In all, 52 women were included: 14 in the normal/normal group, 11 in the normal/prolapse group, and 27 in the prolapse/prolapse group. At 1 N of traction force in the operating room, 50% of women in the normal/prolapse group had cervix locations outside the normal range while 10% had apical support stiffness outside the normal range. Of women in the prolapse/prolapse group, 81% had cervix locations outside the normal range and 8% had apical support stiffness outside the normal range. Similar results for cervix locations were observed at 18 N of traction force; however the proportion of women with apical support stiffness outside the normal range increased to 50% in the normal/prolapse group and 59% in the prolapse/prolapse group.
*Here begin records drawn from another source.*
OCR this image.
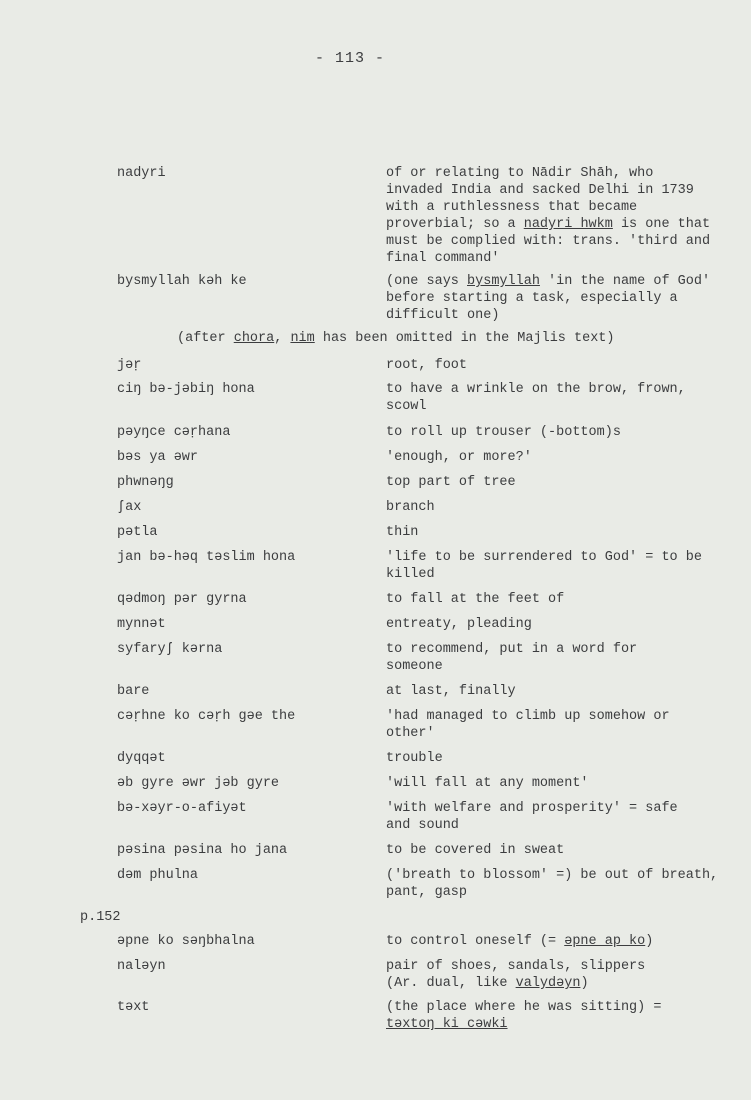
- 113 -
nadyri	of or relating to Nādir Shāh, who
invaded India and sacked Delhi in 1739
with a ruthlessness that became
proverbial; so a nadyri hwkm is one that
must be complied with: trans. 'third and
final command'
bysmyllah kəh ke	(one says bysmyllah 'in the name of God'
before starting a task, especially a
difficult one)
(after chora, nim has been omitted in the Majlis text)
jəṛ	root, foot
ciŋ bə-jəbiŋ hona	to have a wrinkle on the brow, frown,
scowl
pəyŋce cəṛhana	to roll up trouser (-bottom)s
bəs ya əwr	'enough, or more?'
phwnəŋg	top part of tree
ʃax	branch
pətla	thin
jan bə-həq təslim hona	'life to be surrendered to God' = to be
killed
qədmoŋ pər gyrna	to fall at the feet of
mynnət	entreaty, pleading
syfaryʃ kərna	to recommend, put in a word for
someone
bare	at last, finally
cəṛhne ko cəṛh gəe the	'had managed to climb up somehow or
other'
dyqqət	trouble
əb gyre əwr jəb gyre	'will fall at any moment'
bə-xəyr-o-afiyət	'with welfare and prosperity' = safe
and sound
pəsina pəsina ho jana	to be covered in sweat
dəm phulna	('breath to blossom' =) be out of breath,
pant, gasp
p.152
əpne ko səŋbhalna	to control oneself (= əpne ap ko)
naləyn	pair of shoes, sandals, slippers
(Ar. dual, like valydəyn)
təxt	(the place where he was sitting) =
təxtoŋ ki cəwki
The prolapse/prolapse group had statistically lower apical support stiffness compared to the normal/normal group with increased traction from 1-18 N (0.47 ± 0.18 N/mm vs 0.63 ± 0.20 N/mm, P = .006), but all other comparisons were nonsignificant. After controlling for age, parity, body mass index, and apical support stiffness, cervix location at 1 N traction force remained an independent predictor of clinic Pelvic Organ Prolapse Quantification point C, but only in the prolapse/prolapse group.

CONCLUSION

Approximately 50% of women with cystocele and/or rectocele but normal apical support in the clinic had cervix locations outside the normal range under intraoperative traction, while 19% of women with uterine prolapse had normal apical support. Identifying women whose apical support falls outside a defined normal range may be a more accurate way to identify those who truly need a hysterectomy and/or an apical support procedure and to spare those who do not.